What could have been a rather banal story of a young bride in Amsterdam, struggling with her husband's 'defects' (I won't spoil it), was much more than this. I thought it was going to be a purely historical novel, but as the drama unfolded it became more than this. I loved the gradual nudging towards the supernatural. The cabinet, a seemingly patronising wedding gift, becomes central. The initial package from The Miniaturist seems fairly innocuous, but as each parcel arrives it seems more and more sinister. Or is it? Is the Miniaturist warning Nella, or is she the puppeteer pulling the strings?I loved this ambiguity. This was the stroke of real originality and intrigue in Burton's novel; what does it all mean? The gradual unfolding of Johanne's secrets, of Marin's (his sisters) secrets, the servants', The Miniaturist's... it's compelling almost in a horrific way. It isn't a horrible book; you don't go away with negative feelings, but it must be said that a lot of horrible acts are committed. It is haunting, as opposed to horrible. The historical side is very interesting as well as the supernatural: I learnt much more about trade in the seventeenth century, as well as a glimpse of prejudice and superstition on a personal level. I enjoy historical novels that do not ram facts down your throat; this is 'show don't tell' at its best.

There are flaws, of course. Of the three main mysteries, the first two could have been predicted. And the third is left untold... it's frustrating. It also suffers a little from being too gentle, and a lot of the potential emotional complexity isn't unravelled enough. We need to see the feelings, feel them with the characters. There were many points were I feel Burton had missed opportunities to further develop her writing, and the story.There are some lovely lines in the novel, including the notes from the mysterious Miniaturist, but I will leave you with what is, in my opinion, the most beautiful – and revealing – line:
'I love you. I love you. From back to front, I love you.'

J: Ancillary Justice by Ann Lecki

I haven't read a "spaceships and star troopers" type SciFi for a long while, and so was a bit doubtful when the wonderful Emma from Mr B's bookshop in Bath recommended this one. 

It is brilliant! Complex, with a slow revealing not just of the plot, but also of the world in which it is set. There are too many names, most of them unpronounceable, and that does slow my reading down. That's no different to reading Tolstoy or any other Russian and my policy for years has been to skim on past, refusing to worry who it is we are talking about now, as if this is a good author, I will find out quite soon enough. That works very will for Ann Leckie.

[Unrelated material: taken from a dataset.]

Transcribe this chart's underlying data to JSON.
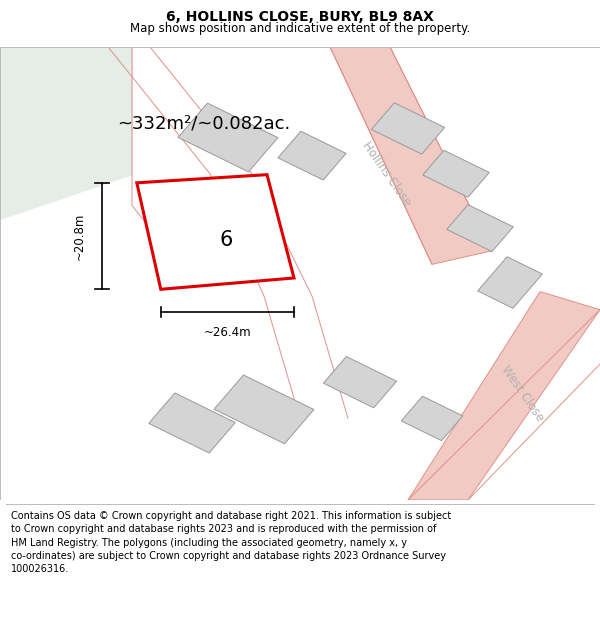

The two main devices, that of having all the characters female, and quite a few of them, including the principal, as not-human, is brilliant. One is left guessing what it means to be reading about the inner thoughts and motivations of women who are in very unusual roles for women in literature (a lot of it is quite violent and very active), and then to have the added layer that they may not really be human/single entities/biological at all. But then they are (human, that is), or perhaps more than human, in ways that matter.

Go, Ann Leckie! I hope the rest of your series follows this up as well.